Trzy punkty zostają w Szczecinie
Kibice, którzy dzisiaj wybrali się na stadion przy Twardowskiego w końcu mogą być zadowoleni z uzyskanego wyniku. Tym razem jednak mogą mieć pretensje odnośnie gry portowej jedenastki, bo ta była bardzo słaba. Po pierwszych dwudziestu minutach spotkania wydawało się, że Pogoń w końcu nastrzela bramek, stało się jednak inaczej i gospodarze z niecierpliwością czekali na końcowy gwizdek sędziego Marcina Borskiego.
Mecz rozpoczął się dobrze dla Pogoni, choć w piętnastej minucie nastawiony na obronę zespół gości mógł objąć prowadzenie. Świetnie zachował się jednak Radosław Janukiewicz, który stanął na przeszkodzie Piotrowi Malinowskiemu. Portowcy odpowiedzieli minutę później piłkę uderzał Tchami, ostatecznie trafiła ona do Frączczaka a ten pokonał golkipera gości. W 19 minucie Rybansky drugi raz musiał wyciągać futbolówkę z siatki. Maksymilian Rogalski obsłużył Murayamę a ten będąc sam na sam z bramkarzem nie dał mu szans. Po chwili powinno być już 3:0, jednak mając przed sobą pustą bramkę Frączczak nie trafił w piłkę. W 22 minucie na strzał z dystansu decyduje się Malinowski, ale piłka przelatuje nad poprzeczką. W 36 minucie piłka ponownie wpadła do siatki gości za sprawą Robaka, ale arbiter wskazał na pozycję spaloną. Po chwili Robakowi udało się trafić do siatki, niestety do własnej....Ta sytuacja jakby podcięła skrzydła podopiecznym Dariusza Wdowczyka, granatowo - bordowi zaczęli się gubić i grać bardzo niedokładnie. Tuż przed przerwą na tablicy wyników powinien pojawić się remis. Janukiewicz odbił futbolówkę po strzale Malinowskiego, dopadł do niej Frank Adu Kwame i będąc na piątym metrze przed pustą bramką, posłał ją wysoko ponad poprzeczką...
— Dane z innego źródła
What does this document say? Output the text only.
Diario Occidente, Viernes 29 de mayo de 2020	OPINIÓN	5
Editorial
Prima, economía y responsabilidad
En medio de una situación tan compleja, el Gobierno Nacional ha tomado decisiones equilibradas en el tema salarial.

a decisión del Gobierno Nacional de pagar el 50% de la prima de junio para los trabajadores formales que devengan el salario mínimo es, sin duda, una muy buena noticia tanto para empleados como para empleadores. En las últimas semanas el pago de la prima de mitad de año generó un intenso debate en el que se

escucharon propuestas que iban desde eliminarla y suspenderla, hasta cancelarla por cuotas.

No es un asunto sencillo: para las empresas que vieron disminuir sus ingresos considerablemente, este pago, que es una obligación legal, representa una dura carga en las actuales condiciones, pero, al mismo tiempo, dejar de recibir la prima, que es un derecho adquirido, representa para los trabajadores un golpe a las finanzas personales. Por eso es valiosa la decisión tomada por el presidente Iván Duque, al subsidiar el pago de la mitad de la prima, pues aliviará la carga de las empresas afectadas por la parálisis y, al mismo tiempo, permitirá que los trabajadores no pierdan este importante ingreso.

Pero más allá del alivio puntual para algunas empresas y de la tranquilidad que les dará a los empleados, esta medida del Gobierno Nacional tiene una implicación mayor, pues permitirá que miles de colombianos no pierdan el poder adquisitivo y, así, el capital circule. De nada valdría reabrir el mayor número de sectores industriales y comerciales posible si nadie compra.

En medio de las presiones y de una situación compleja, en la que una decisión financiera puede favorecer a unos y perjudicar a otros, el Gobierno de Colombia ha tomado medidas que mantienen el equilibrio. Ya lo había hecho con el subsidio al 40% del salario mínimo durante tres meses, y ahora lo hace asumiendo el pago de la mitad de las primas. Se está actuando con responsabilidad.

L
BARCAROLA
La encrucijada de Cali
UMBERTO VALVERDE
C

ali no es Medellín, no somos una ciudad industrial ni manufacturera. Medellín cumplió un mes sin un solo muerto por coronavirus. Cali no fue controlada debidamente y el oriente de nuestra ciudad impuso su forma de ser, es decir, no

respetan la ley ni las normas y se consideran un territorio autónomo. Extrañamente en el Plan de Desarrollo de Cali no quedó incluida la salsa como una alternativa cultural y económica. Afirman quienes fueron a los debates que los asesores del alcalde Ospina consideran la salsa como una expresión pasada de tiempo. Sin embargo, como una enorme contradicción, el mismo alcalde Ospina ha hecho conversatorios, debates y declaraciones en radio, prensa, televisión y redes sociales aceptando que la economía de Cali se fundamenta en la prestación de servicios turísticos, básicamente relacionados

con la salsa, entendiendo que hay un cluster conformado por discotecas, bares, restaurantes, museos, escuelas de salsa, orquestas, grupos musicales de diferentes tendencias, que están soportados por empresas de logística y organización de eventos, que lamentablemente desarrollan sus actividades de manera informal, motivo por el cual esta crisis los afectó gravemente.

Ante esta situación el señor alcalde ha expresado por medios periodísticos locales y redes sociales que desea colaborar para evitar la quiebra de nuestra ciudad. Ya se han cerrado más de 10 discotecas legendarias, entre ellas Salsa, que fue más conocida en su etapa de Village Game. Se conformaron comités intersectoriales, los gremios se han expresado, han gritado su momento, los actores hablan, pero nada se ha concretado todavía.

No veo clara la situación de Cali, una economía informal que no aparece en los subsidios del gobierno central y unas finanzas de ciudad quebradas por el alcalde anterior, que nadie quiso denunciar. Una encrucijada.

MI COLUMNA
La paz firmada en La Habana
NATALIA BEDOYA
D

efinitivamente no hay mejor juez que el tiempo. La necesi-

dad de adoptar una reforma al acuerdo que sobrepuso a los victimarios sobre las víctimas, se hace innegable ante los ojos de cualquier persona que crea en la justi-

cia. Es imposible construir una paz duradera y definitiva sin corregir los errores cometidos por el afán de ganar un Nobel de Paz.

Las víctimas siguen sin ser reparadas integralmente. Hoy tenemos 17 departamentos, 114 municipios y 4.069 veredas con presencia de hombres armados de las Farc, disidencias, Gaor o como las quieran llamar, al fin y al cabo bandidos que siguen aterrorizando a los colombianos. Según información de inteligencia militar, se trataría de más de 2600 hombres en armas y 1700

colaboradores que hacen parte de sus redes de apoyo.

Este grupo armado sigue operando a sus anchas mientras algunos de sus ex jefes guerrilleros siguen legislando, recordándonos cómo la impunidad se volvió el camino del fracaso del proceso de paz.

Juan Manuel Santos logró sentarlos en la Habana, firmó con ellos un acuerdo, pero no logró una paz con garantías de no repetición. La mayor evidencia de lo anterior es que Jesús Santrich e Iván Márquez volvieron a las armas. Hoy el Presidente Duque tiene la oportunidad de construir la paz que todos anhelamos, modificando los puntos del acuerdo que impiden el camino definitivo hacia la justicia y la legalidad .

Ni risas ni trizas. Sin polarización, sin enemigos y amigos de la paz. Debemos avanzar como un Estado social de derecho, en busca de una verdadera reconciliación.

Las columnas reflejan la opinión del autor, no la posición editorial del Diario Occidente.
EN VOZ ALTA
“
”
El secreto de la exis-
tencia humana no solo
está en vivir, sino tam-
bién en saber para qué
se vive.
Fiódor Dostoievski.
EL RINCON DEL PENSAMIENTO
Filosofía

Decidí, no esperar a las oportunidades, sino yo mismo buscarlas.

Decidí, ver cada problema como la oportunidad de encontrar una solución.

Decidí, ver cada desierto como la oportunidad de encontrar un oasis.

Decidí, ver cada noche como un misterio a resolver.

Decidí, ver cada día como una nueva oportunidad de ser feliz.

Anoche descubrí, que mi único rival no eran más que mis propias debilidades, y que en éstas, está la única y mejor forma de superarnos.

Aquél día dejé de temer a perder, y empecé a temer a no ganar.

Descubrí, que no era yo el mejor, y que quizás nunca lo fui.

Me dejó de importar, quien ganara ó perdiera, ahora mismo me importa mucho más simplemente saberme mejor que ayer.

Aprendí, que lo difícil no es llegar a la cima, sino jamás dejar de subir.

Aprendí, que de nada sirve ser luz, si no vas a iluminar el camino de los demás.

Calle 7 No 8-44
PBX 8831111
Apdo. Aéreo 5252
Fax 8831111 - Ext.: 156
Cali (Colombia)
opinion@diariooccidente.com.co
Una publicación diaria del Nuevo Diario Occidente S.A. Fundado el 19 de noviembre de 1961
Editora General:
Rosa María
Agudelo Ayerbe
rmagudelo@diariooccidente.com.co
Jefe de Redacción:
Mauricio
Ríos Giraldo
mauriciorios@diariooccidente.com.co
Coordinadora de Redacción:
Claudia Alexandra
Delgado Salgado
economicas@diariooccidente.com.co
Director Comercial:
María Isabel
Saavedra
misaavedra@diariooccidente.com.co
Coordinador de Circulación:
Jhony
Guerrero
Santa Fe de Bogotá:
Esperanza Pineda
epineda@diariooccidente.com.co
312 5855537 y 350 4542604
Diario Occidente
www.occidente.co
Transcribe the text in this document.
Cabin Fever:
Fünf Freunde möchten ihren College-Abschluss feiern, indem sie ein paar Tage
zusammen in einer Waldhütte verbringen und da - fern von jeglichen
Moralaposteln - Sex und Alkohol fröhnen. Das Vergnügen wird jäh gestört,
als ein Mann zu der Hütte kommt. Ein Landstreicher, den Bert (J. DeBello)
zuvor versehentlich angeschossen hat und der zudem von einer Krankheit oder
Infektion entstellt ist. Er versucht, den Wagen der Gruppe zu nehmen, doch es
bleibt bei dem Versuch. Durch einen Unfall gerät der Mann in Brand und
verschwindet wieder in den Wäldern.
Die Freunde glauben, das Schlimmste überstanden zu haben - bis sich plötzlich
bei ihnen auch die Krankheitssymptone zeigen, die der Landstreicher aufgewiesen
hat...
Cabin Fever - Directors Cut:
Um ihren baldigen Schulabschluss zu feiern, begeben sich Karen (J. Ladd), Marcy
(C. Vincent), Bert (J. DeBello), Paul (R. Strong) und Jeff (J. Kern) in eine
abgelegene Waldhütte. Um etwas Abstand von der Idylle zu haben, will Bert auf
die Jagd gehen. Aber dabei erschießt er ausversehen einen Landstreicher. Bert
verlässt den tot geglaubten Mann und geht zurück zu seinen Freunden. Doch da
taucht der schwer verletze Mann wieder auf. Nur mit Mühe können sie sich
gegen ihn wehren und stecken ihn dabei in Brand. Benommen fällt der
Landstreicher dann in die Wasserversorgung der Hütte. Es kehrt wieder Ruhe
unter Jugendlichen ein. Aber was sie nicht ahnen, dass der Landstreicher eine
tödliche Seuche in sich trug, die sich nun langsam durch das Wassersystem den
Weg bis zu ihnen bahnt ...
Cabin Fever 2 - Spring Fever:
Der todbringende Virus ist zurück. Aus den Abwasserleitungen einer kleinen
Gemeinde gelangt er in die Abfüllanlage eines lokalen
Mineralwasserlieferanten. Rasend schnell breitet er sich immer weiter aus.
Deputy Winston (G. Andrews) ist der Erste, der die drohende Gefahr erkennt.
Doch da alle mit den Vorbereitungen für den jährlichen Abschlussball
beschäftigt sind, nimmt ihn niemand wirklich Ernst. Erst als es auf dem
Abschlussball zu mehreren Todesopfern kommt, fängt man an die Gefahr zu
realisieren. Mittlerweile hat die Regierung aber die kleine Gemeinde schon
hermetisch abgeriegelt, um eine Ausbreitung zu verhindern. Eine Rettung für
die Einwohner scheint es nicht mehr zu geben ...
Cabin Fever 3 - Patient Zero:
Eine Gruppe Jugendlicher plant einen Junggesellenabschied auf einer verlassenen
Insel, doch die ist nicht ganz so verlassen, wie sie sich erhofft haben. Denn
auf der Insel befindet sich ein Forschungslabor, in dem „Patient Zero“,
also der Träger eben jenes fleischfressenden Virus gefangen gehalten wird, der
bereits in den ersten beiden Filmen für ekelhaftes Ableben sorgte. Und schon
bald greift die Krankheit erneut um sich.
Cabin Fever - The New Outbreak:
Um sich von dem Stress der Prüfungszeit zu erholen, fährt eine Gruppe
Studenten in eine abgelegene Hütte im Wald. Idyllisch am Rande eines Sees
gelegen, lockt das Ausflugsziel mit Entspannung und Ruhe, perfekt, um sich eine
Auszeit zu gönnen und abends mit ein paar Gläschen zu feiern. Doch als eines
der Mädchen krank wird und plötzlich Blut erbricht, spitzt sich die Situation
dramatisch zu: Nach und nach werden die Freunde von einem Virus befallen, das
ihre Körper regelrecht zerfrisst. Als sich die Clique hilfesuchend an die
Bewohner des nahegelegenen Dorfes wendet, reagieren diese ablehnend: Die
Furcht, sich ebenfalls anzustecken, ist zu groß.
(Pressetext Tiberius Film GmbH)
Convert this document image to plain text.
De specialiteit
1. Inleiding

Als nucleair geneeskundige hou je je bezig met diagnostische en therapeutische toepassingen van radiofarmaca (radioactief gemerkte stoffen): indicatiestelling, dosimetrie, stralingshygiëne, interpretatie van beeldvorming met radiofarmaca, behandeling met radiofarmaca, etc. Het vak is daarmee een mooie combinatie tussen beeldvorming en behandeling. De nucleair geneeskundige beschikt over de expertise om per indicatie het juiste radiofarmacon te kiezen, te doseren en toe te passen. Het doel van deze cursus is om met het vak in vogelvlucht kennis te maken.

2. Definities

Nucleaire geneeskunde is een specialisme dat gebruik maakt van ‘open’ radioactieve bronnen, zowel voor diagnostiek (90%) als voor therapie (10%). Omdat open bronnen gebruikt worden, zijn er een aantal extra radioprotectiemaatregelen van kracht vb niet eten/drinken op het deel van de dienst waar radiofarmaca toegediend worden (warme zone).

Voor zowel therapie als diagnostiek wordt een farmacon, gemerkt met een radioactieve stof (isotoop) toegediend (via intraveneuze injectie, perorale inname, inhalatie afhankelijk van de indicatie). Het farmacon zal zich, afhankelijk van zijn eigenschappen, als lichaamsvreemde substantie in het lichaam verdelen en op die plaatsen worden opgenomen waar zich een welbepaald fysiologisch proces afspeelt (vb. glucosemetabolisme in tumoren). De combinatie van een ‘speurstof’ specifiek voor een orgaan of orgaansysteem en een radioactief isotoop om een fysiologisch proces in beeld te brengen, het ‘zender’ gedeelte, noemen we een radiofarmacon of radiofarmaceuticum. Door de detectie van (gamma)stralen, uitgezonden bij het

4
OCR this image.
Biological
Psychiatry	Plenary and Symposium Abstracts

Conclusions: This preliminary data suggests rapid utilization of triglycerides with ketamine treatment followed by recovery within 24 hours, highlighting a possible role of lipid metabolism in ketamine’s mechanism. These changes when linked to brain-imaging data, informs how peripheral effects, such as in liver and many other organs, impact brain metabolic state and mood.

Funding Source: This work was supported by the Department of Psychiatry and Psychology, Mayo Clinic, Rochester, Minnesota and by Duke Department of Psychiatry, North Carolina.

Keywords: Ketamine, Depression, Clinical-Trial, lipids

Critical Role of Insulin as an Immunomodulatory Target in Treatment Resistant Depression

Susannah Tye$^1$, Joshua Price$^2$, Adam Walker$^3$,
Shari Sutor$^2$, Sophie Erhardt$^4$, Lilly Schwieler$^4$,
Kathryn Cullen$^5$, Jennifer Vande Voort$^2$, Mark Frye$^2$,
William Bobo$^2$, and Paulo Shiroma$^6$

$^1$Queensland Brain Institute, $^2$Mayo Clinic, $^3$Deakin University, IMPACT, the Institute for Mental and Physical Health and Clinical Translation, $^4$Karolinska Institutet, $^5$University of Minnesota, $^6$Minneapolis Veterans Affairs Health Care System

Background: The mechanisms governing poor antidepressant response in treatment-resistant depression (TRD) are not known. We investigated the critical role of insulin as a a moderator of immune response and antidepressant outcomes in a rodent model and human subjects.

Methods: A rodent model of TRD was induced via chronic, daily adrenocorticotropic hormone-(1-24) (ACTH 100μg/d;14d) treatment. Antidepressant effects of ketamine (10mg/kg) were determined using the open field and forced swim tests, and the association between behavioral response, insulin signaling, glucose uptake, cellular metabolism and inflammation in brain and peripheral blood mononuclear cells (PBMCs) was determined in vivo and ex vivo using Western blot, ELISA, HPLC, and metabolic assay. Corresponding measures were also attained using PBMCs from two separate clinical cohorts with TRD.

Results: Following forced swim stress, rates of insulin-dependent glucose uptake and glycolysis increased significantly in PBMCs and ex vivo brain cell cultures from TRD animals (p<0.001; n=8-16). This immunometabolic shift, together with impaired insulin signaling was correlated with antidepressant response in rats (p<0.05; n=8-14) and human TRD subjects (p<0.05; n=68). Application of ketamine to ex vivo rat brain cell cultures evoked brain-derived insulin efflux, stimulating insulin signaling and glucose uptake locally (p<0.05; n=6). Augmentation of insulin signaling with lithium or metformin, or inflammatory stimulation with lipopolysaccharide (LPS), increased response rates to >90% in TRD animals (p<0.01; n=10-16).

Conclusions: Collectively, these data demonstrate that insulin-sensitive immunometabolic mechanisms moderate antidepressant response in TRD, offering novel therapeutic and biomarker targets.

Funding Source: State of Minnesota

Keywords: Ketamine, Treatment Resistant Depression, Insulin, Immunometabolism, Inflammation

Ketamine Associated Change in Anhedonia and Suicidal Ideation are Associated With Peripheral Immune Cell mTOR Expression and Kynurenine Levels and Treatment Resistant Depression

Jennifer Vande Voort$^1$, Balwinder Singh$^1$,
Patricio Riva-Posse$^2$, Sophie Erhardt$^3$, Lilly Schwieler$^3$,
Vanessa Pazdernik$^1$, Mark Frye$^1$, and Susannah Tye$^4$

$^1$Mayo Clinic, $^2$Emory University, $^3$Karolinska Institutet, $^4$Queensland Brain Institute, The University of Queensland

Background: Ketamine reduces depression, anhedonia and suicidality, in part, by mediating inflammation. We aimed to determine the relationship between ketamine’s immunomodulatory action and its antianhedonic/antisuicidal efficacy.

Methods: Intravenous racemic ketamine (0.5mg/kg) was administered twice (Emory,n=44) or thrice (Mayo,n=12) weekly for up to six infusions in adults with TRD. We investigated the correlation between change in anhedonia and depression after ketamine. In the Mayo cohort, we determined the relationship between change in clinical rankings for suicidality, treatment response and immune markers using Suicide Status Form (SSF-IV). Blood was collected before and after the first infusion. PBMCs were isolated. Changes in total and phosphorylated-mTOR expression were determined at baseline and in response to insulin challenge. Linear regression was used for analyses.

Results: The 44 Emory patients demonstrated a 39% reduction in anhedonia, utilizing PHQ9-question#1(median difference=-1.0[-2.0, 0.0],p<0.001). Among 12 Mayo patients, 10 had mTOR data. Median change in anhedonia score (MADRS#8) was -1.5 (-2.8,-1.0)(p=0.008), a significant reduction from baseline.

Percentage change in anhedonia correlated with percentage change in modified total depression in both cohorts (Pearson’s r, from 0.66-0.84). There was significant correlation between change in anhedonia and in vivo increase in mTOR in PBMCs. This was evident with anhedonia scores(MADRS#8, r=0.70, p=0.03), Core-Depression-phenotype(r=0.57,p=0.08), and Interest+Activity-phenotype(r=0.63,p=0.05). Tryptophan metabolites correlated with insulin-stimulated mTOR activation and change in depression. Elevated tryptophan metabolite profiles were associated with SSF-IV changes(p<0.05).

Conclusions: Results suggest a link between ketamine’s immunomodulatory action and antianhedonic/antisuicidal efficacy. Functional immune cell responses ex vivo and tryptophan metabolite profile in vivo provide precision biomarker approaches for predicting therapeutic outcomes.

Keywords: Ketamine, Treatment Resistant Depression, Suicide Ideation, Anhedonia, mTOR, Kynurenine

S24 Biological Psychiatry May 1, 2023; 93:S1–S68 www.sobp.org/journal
Po zmianie stron nie działo się zbyt wiele. Pogoń próbowała atakować, Podbeskidzie się broniło. Portowcy popełniali bardzo dużo błędów. W 72 minucie Marcin Wodecki w zamieszaniu podbramkowym nie zdołał pokonać Janukiewicza, ale było bardzo gorąco. Dziesięć minut później zaskoczyć Rybanskyego próbował Abdul Mustafa, ale jego strzał został zablokowany. Pięć minut później w dogodnej sytuacji znalazł się Djousse, który otrzymał piłkę od Aki, egzekwującego rzut wolny. Obiegł obronę i strzelił z bliska, jednak na posterunku był bramkarz Podbeskidzia. Z dystansu próbowali jeszcze strzelać Robak i Abdul, ale futbolówka nie znalazła drogi do bramki. Spotkanie zakończyło się długo wyczekiwanym na własnym stadionie zwycięstwem. Portowcy wygrali 2:1 i dało im to awans na drugie miejsce w tabeli.